Personal information
- Born: June 11, 1988 (age 38) Shanghai, China

Chess career
- Country: China (until 2024) United States (since 2024)
- Title: Grandmaster (2006)
- FIDE rating: 2605 (July 2026)
- Peak rating: 2669 (November 2010)
- Peak ranking: No. 67 (July 2010)

= Zhou Jianchao =

Chinese-American chess grandmaster (born 1988)

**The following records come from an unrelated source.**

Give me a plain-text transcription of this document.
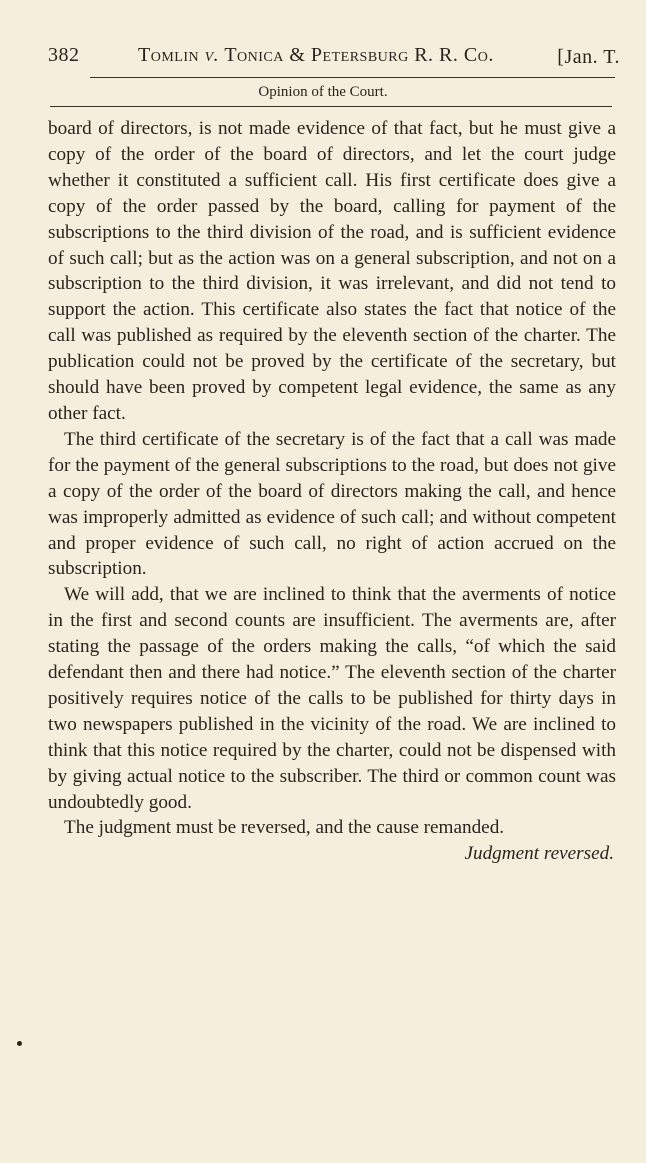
382	Tomlin v. Tonica & Petersburg R. R. Co.	[Jan. T.
Opinion of the Court.

board of directors, is not made evidence of that fact, but he must give a copy of the order of the board of directors, and let the court judge whether it constituted a sufficient call. His first certificate does give a copy of the order passed by the board, calling for payment of the subscriptions to the third division of the road, and is sufficient evidence of such call; but as the action was on a general subscription, and not on a subscription to the third division, it was irrelevant, and did not tend to support the action. This certificate also states the fact that notice of the call was published as required by the eleventh section of the charter. The publication could not be proved by the certificate of the secretary, but should have been proved by competent legal evidence, the same as any other fact.

The third certificate of the secretary is of the fact that a call was made for the payment of the general subscriptions to the road, but does not give a copy of the order of the board of directors making the call, and hence was improperly admitted as evidence of such call; and without competent and proper evidence of such call, no right of action accrued on the subscription.

We will add, that we are inclined to think that the averments of notice in the first and second counts are insufficient. The averments are, after stating the passage of the orders making the calls, “of which the said defendant then and there had notice.” The eleventh section of the charter positively requires notice of the calls to be published for thirty days in two newspapers published in the vicinity of the road. We are inclined to think that this notice required by the charter, could not be dispensed with by giving actual notice to the subscriber. The third or common count was undoubtedly good.

The judgment must be reversed, and the cause remanded.

Judgment reversed.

Zhou Jianchao (周健超; born June 11, 1988) is a Chinese-American chess player. In 2006, he became China's 21st Grandmaster at the age of 17. Zhou competed in the FIDE World Cup in 2007, 2009 and 2015.

==Career==
Zhou learned to play chess at the age of 6.
He achieved the norms required for the Grandmaster title at the 2005 Aeroflot Open (A2 Group), the 2005 Dubai Open and the 2006 Aeroflot Open (A2 Group).

In 2005, Zhou was the runner-up of the Chinese Chess Championship and part of the silver-winning Chinese team at the World Team Chess Championship. In 2007, Zhou reached round three at the Chess World Cup 2007, where he eventually lost to Michael Adams. Zhou knocked out Emil Sutovsky and Andrei Volokitin in the first two rounds.

In 2008, he was part of the gold-winning Chinese team at the Asian Team Chess Championship, winning board gold on the reserve board.
In April 2009, Zhou became a top 100 player for the first time in his career. At the 2009 Aeroflot Open, Zhou came third on tiebreak scoring 6/9 (+3,=6,-0) with a 2753 performance.
Also in 2009, Zhou reached the second round of the Chess World Cup 2009, where he was knocked out by Vugar Gashimov. He defeated Rauf Mamedov in the first round.

Zhou scored 6/9 points (+3,=6,-0) at the 2010 Aeroflot Open, coming 6th out of 80 players with a 2777 performance.
In 2011 he came third in the Lake Sevan tournament in Martuni, Armenia and won the 1st Chinese Rapid Championship in Hefei. In 2015, Zhou was knocked out in the first round of the Chess World Cup 2015 by Dmitry Andreikin. In 2022 he won the Mission 360 GM/IM Norm #1 tournament in San Jose, California.

In team events, Zhou played for China in the 2nd Russia-China Match in 2004, the World Youth U16 Chess Olympiad in 2004 (winning board gold on board 2), the World Team Chess Championship in 2005, the Asian Team Chess Championship in 2008, 2016 and 2018, and the 39th Chess Olympiad held in 2010. Zhou played for the Shanghai chess club in the China Chess League.

In 2019, Zhou moved from China to Medford, Massachusetts. He switched his national federation to the United States in 2024. He won the USCF Grand Prix in 2023, 2024, and 2025.

From May 2025 to February 2026, Zhou achieved the longest unbeaten streak in FIDE-rated classical chess, playing 158 consecutive games across 26 tournaments without a loss. His streak surpassed the previous record, set by GM Bogdan Lalic in 2010–11, by three games. During the run, he faced opposition with an average rating of 2298, scoring 106 wins and 52 draws (132/158). His streak included 26 games against grandmasters, of which he won 10. The streak was finally broken by a defeat to GM Francesco Sonis.

On May 31 and June 1 2025, Zhou competed in the strongest chess tournament in Nebraska history, an event commemorating of the 50th anniversary of the 1975 U.S. Open. Four grandmasters were present at the anniversary event, including Manuel Petrosyan, Karen Grigoryan, Vojtech Plat, and Zhou.

In May 2026, Zhou competed in the 2026 Wyoming Community Foundation Open in Sheridan, Wyoming, hosted by the Sheridan Chess Association. Ultimately, Zhou tied for first place with GM Bryan Smith and NM Griffin McConnell.